B. L’amorce d’une pastorale d’ensemble dans le diocèse de Lyon dans la seconde moitié des années 1950

Les diocèses retenus pour notre échantillonnage (Angers, Nice, Strasbourg) ont tous, d’après leurs historiens respectifs, mis en place une pastorale d’ensemble dans la continuité d’une enquête de sociologie de type Boulard, en particulier pour ceux dont les enquêtes sont intervenues relativement tard (deuxième moitié des années 1950)1621. Pour le diocèse de Lyon, comme dans d’autres diocèses à la chronologie semblable1622, on ne peut pas parler d’effet direct. À l’annonce de la mise en place de la pastorale d’ensemble dans le diocèse par le cardinal Gerlier en 19611623, plus d’une quinzaine d’années se sont écoulées depuis le recensement de pratique dominicale coordonné par Jean Labbens. En revanche, plusieurs remaniements territoriaux dans la seconde moitié des années 1950 ont préparé la mise en place officielle de la pastorale d’ensemble dans le diocèse.

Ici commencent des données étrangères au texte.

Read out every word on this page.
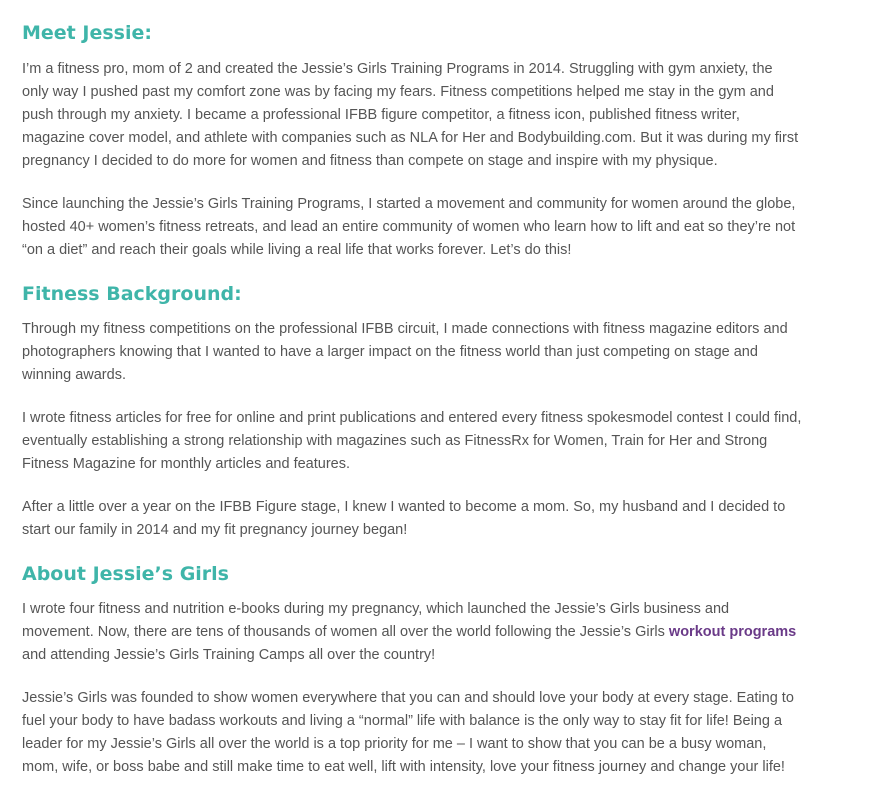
Meet Jessie:

I’m a fitness pro, mom of 2 and created the Jessie’s Girls Training Programs in 2014. Struggling with gym anxiety, the only way I pushed past my comfort zone was by facing my fears. Fitness competitions helped me stay in the gym and push through my anxiety. I became a professional IFBB figure competitor, a fitness icon, published fitness writer, magazine cover model, and athlete with companies such as NLA for Her and Bodybuilding.com. But it was during my first pregnancy I decided to do more for women and fitness than compete on stage and inspire with my physique.

Since launching the Jessie’s Girls Training Programs, I started a movement and community for women around the globe, hosted 40+ women’s fitness retreats, and lead an entire community of women who learn how to lift and eat so they’re not “on a diet” and reach their goals while living a real life that works forever. Let’s do this!

Fitness Background:

Through my fitness competitions on the professional IFBB circuit, I made connections with fitness magazine editors and photographers knowing that I wanted to have a larger impact on the fitness world than just competing on stage and winning awards.

I wrote fitness articles for free for online and print publications and entered every fitness spokesmodel contest I could find, eventually establishing a strong relationship with magazines such as FitnessRx for Women, Train for Her and Strong Fitness Magazine for monthly articles and features.

After a little over a year on the IFBB Figure stage, I knew I wanted to become a mom. So, my husband and I decided to start our family in 2014 and my fit pregnancy journey began!

About Jessie’s Girls

I wrote four fitness and nutrition e-books during my pregnancy, which launched the Jessie’s Girls business and movement. Now, there are tens of thousands of women all over the world following the Jessie’s Girls workout programs and attending Jessie’s Girls Training Camps all over the country!

Jessie’s Girls was founded to show women everywhere that you can and should love your body at every stage. Eating to fuel your body to have badass workouts and living a “normal” life with balance is the only way to stay fit for life! Being a leader for my Jessie’s Girls all over the world is a top priority for me – I want to show that you can be a busy woman, mom, wife, or boss babe and still make time to eat well, lift with intensity, love your fitness journey and change your life!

Cette généalogie est d’autant plus importante à souligner que ces réaménagements ont pour cadre, voire pour objet principal, l’agglomération lyonnaise en croissance et non le diocèse dans sa totalité.

Notes
1621.

Voir les références bibliographiques données supra aux mêmes pages.

1622.

À Grenoble par exemple, l’enquête sociologique de Madame Jean Perrot date de 1953 mais la mise en place des « zones humaines » n’est initiée qu’à la fin de l’épiscopat de Mgr Fougerat (1957-1969), en 1967 (Gabriel Matagrin, « Le diocèse depuis Vatican II (1962-1978) », dans Bernard Bligny (dir.), Histoire du diocèse de Grenoble…, op. cit., p. 301-325, en particulier p. 305).

1623.

AAL, fonds Gerlier, 11.II.40, lettre du cardinal Gerlier aux archiprêtres, 6 avril 1961. Dans la messe radiodiffusée des malades du 30 octobre 1960, l’archevêque de Lyon évoquait déjà, mais sous la forme d’un souhait, « l’urgence de mettre au point ce que nous appelons une pastorale d’ensemble » (AAL, fonds Gerlier, 11.II.107).